DO NOT DEPLOY STRAPI IN DEVELOPMENT CONFIGURATION. If you deploy Strapi with development configuration, you will have the ability to update content types, which - if you do - will update database schema and code inside the deployed Docker container (but not update your source code configuring Strapi). This means between database and source Strapi, there will be inconsistency and Strapi will basically stop functioning.
# 1. Edit .env to have NODE_ENV=production
# 2. Load .env into current terminal
source .env
# 3. Build Strapi with production configuration
yarn build
# 4. Deploy Strapi
yarn svl deploy
The deployment process will take anywhere from 5-20 minutes for the first run. This is because under the hood, the deploy command is doing the following:
- Create a repo in AWS ECR to store container images
- Build a Strapi container image using Docker locally
- Upload the Strapi container image to ECR
- Setup Cloud Formation to deploy AWS Lambda with the specified configuration
There are some caveats with this form of deployment.

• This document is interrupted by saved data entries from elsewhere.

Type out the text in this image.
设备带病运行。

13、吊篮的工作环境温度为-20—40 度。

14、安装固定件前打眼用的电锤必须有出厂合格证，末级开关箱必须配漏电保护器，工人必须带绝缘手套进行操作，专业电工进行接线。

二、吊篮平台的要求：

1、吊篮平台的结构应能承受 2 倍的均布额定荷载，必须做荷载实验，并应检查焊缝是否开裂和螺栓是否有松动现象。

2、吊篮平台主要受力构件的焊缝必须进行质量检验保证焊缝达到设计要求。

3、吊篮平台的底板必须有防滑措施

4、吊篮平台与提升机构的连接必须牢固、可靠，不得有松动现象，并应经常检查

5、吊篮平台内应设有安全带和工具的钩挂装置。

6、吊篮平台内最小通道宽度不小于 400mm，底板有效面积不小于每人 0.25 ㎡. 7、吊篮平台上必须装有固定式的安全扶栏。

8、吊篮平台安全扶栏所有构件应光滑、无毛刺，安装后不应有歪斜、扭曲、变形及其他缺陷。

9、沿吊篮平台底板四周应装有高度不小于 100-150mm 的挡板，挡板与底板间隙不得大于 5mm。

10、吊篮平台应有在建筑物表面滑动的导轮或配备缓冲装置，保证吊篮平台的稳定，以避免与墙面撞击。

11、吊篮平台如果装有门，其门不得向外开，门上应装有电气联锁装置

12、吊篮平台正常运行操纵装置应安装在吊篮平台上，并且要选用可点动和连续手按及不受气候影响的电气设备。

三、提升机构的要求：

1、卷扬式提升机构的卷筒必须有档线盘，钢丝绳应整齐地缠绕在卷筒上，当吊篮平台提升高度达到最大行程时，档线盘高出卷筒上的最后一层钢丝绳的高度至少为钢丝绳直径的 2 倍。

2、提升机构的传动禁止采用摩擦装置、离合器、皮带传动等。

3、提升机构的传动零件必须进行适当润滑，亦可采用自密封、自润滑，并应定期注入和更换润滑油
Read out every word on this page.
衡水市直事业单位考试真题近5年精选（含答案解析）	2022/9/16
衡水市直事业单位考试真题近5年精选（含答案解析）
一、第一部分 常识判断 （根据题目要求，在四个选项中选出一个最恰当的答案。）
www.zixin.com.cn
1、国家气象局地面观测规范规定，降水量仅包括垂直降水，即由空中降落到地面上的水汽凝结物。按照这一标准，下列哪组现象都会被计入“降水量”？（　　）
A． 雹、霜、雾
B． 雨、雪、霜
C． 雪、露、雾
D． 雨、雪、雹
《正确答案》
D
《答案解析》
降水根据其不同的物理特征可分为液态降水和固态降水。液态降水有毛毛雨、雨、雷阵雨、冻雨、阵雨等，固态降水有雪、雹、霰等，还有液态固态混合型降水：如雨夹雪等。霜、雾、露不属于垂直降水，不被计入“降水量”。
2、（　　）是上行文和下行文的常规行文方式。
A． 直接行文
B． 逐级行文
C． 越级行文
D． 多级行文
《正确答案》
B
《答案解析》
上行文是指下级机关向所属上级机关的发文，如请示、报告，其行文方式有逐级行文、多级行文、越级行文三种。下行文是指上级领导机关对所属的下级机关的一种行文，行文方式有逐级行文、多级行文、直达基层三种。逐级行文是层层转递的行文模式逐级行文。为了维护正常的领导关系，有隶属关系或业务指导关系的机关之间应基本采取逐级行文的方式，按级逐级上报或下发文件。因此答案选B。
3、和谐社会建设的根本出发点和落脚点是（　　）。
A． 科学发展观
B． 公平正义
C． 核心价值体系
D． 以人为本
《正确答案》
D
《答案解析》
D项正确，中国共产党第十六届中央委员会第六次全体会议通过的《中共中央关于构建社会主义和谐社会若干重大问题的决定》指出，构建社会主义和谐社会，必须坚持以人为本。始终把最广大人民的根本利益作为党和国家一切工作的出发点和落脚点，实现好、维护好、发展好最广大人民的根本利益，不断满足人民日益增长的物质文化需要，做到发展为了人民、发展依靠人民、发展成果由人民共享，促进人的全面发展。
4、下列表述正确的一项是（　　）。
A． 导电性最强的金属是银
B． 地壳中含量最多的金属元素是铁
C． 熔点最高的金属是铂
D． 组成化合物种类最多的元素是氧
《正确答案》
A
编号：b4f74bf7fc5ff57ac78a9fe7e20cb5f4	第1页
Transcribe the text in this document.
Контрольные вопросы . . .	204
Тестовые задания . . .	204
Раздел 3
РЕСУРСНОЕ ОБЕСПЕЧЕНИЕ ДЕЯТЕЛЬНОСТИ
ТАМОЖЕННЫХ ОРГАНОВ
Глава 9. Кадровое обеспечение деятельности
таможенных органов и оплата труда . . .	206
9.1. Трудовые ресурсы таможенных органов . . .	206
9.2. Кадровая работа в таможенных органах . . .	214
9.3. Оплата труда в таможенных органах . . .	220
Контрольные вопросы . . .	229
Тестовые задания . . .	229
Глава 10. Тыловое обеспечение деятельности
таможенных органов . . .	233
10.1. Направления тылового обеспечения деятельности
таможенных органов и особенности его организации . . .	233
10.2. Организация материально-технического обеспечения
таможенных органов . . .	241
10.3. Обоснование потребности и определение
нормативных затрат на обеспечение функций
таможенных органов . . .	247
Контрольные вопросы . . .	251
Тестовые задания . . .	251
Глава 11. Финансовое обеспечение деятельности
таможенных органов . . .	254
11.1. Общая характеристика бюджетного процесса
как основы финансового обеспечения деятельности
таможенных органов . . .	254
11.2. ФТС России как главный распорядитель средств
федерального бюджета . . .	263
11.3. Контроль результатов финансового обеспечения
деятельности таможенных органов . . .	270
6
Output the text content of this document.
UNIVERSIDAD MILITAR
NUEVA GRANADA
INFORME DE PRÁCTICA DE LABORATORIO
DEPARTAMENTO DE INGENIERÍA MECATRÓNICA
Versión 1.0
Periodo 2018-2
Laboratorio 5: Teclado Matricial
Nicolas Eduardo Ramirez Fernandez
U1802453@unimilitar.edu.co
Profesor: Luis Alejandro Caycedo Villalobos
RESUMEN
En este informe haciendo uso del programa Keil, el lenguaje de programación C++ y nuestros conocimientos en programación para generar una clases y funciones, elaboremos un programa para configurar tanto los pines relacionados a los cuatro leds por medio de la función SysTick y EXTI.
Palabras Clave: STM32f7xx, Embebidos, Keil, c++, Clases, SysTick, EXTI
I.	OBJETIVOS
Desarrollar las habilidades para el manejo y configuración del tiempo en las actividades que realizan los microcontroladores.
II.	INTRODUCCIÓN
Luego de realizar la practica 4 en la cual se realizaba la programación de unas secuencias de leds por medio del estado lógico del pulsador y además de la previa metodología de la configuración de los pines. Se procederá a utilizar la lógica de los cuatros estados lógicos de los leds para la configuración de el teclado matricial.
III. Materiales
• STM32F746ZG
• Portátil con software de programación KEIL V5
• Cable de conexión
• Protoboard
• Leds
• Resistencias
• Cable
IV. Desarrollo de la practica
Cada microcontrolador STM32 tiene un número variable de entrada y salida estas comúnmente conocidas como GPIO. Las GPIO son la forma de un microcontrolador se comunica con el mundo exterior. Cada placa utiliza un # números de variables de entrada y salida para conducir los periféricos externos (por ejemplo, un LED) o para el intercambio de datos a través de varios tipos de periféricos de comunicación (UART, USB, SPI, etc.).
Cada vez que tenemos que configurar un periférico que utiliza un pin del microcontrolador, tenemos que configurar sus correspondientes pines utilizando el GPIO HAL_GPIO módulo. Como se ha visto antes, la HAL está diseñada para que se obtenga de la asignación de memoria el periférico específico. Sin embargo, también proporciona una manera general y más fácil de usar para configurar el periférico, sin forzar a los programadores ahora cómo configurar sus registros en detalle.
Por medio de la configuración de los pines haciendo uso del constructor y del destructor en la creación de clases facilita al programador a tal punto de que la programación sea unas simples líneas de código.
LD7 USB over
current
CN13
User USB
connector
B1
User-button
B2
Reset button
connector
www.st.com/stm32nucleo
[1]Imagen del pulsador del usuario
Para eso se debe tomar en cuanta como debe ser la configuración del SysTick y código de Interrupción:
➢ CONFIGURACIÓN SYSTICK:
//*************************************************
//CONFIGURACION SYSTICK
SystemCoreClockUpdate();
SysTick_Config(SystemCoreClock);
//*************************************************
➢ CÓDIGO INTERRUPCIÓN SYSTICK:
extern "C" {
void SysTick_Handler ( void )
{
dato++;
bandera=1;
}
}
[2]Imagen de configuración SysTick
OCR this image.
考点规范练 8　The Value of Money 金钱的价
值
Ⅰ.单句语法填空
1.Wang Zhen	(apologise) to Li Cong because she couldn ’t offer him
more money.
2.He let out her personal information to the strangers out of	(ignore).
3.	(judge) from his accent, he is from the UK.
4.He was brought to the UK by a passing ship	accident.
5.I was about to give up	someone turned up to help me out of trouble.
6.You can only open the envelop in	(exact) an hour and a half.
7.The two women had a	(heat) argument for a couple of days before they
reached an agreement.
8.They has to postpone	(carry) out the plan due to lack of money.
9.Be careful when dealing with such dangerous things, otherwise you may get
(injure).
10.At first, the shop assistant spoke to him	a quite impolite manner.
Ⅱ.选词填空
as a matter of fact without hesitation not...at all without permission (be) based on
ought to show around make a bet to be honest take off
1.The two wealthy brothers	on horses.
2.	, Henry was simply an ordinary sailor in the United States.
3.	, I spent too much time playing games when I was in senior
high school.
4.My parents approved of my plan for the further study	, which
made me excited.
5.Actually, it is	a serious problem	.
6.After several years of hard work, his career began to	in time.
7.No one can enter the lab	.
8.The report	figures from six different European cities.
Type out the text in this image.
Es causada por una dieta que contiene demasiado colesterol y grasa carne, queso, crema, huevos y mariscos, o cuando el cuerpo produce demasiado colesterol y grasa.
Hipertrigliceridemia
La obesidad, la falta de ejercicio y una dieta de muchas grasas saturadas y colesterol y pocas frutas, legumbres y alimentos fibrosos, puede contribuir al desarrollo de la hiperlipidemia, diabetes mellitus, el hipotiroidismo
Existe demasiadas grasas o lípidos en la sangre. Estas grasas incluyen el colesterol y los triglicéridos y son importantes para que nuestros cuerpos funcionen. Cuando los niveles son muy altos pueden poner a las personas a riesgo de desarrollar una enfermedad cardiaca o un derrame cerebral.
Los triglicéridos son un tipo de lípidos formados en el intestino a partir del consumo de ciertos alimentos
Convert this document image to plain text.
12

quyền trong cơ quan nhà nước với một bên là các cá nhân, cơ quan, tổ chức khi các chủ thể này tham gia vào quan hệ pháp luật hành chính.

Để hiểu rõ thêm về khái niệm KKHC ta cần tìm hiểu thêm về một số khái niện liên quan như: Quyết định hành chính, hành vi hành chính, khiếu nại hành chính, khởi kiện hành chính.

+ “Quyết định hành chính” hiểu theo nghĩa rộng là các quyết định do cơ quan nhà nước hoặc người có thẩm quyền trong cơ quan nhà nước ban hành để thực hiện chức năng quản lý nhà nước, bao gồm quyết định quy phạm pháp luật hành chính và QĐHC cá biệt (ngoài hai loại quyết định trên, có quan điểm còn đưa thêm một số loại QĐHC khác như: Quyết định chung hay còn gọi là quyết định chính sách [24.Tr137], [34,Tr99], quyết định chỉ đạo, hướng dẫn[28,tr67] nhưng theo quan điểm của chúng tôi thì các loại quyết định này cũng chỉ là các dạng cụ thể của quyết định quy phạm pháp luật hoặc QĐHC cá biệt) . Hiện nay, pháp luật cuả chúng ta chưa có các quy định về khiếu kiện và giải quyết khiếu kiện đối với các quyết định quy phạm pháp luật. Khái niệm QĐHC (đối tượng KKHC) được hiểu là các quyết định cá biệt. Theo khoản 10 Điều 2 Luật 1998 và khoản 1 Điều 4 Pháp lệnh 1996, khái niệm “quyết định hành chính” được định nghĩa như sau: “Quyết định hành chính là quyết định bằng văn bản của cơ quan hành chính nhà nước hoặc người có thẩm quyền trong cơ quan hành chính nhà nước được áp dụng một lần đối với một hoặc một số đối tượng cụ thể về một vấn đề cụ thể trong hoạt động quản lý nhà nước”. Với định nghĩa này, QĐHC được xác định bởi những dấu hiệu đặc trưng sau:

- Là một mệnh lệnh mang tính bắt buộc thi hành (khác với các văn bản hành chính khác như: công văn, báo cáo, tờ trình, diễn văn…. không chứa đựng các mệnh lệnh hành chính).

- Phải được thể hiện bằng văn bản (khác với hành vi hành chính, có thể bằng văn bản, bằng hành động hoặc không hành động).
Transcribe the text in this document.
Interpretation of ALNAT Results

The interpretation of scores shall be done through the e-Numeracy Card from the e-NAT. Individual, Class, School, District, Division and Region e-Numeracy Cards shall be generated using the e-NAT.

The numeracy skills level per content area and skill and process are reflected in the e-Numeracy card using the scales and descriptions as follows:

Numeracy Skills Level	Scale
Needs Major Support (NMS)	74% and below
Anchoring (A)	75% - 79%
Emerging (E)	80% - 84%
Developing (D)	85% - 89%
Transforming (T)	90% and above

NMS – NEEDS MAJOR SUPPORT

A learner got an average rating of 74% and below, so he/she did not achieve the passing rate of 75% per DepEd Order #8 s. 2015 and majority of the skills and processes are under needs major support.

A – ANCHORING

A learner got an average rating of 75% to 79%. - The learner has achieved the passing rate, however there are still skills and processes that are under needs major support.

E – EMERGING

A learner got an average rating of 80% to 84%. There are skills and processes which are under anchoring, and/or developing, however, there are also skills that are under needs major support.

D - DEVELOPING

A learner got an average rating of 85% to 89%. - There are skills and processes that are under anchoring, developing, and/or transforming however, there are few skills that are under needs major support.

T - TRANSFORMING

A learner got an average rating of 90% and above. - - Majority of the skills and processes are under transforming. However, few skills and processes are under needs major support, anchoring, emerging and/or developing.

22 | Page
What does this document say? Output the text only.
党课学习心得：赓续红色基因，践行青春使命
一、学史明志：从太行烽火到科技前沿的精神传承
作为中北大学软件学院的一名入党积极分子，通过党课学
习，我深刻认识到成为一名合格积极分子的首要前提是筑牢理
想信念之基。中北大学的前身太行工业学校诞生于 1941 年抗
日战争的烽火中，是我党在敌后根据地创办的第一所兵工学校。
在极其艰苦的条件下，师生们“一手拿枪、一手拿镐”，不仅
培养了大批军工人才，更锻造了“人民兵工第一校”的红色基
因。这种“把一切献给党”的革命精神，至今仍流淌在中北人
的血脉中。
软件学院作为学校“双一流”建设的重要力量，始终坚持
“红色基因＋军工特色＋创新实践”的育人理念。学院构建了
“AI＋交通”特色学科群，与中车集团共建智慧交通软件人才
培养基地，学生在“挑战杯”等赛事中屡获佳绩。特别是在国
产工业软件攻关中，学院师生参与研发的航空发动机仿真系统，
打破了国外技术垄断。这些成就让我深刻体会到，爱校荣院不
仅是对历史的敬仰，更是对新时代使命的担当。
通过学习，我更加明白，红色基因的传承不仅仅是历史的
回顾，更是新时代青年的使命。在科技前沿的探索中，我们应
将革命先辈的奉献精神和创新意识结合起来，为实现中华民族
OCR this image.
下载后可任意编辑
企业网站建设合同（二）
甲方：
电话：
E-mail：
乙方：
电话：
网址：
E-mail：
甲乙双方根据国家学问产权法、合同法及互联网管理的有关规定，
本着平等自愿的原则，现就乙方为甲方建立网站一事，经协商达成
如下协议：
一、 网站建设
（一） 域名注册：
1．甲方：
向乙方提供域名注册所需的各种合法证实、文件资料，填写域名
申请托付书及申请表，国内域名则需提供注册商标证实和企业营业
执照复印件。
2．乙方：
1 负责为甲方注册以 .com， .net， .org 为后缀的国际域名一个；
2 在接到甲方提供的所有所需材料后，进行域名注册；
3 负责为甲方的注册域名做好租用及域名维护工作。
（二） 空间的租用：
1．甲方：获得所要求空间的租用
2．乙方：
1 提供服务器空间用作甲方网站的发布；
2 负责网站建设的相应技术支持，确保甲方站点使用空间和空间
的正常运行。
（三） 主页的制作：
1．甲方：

This applies for all Lambda functions that lives in AWS VPC. Lambda functions will have access to other AWS services, but will not have access to open internet access (atleast, by default). This blog post gives a pretty good explanation why and how to allow your Lambda function have access to the internet. The problem with the solution in the blog post is that it significantly increases the COST to roughly $25/month for all the network component it introduces to our serverless architecture.
The core upload plugin of Strapi with the upload-aws-s3 provider will turn Strapi into a file proxy to AWS S3. Since Strapi is running inside Lambda and is invoked through an API Gateway, we are limitted by the API Gateway file size limitation, which is 10Mb at the time of writing this. A solution that I'm investigating is to shove the responsibility of uploading files to S3 to the client admin panel. When uploading a file, the admin panel make a request to server, asking for a presigned url. Using that presigned URL, we proceed to upload the file, and make a request to Strapi notifying of the new file upload for Strapi to update database. One issue that I have not been able to solve is that Strapi introduces a series of file processing middlewares, and by not directly passing user uploaded file through Strapi, the file will not be consistent with how Strpai stores file metadata. This caveat does have a solution but requires further investigation and possibly an issue/pull request on Strapi's core upload plugin to enable file upload through external services such that file metadata is still consistent in database.
Referring to my comment on this discussion on Strapi forum, the current implementation of the work queue use to handle webhooks does not work well with our serverless templates. "Right now, making Strapi serverless have a downside that webhooks are not guaranteed to run because the worker queue is an in-memory queue, so if the serverless Strapi finishes whatever task it sets out to do, it clears the memory and that job (i.e webhooks) will not be guaranteed to run." Solving this caveat is my priority right now regarding this project, because webhook is an important aspect of Strapi, and if they are not guaranteed to run means it's basically useless.
- Make this an actual template to kickstart Strapi CMS with serverless architecture. Perhaps using npx scripts?
- Investigate maximum upload file size caveat.
- Implement work queue using database.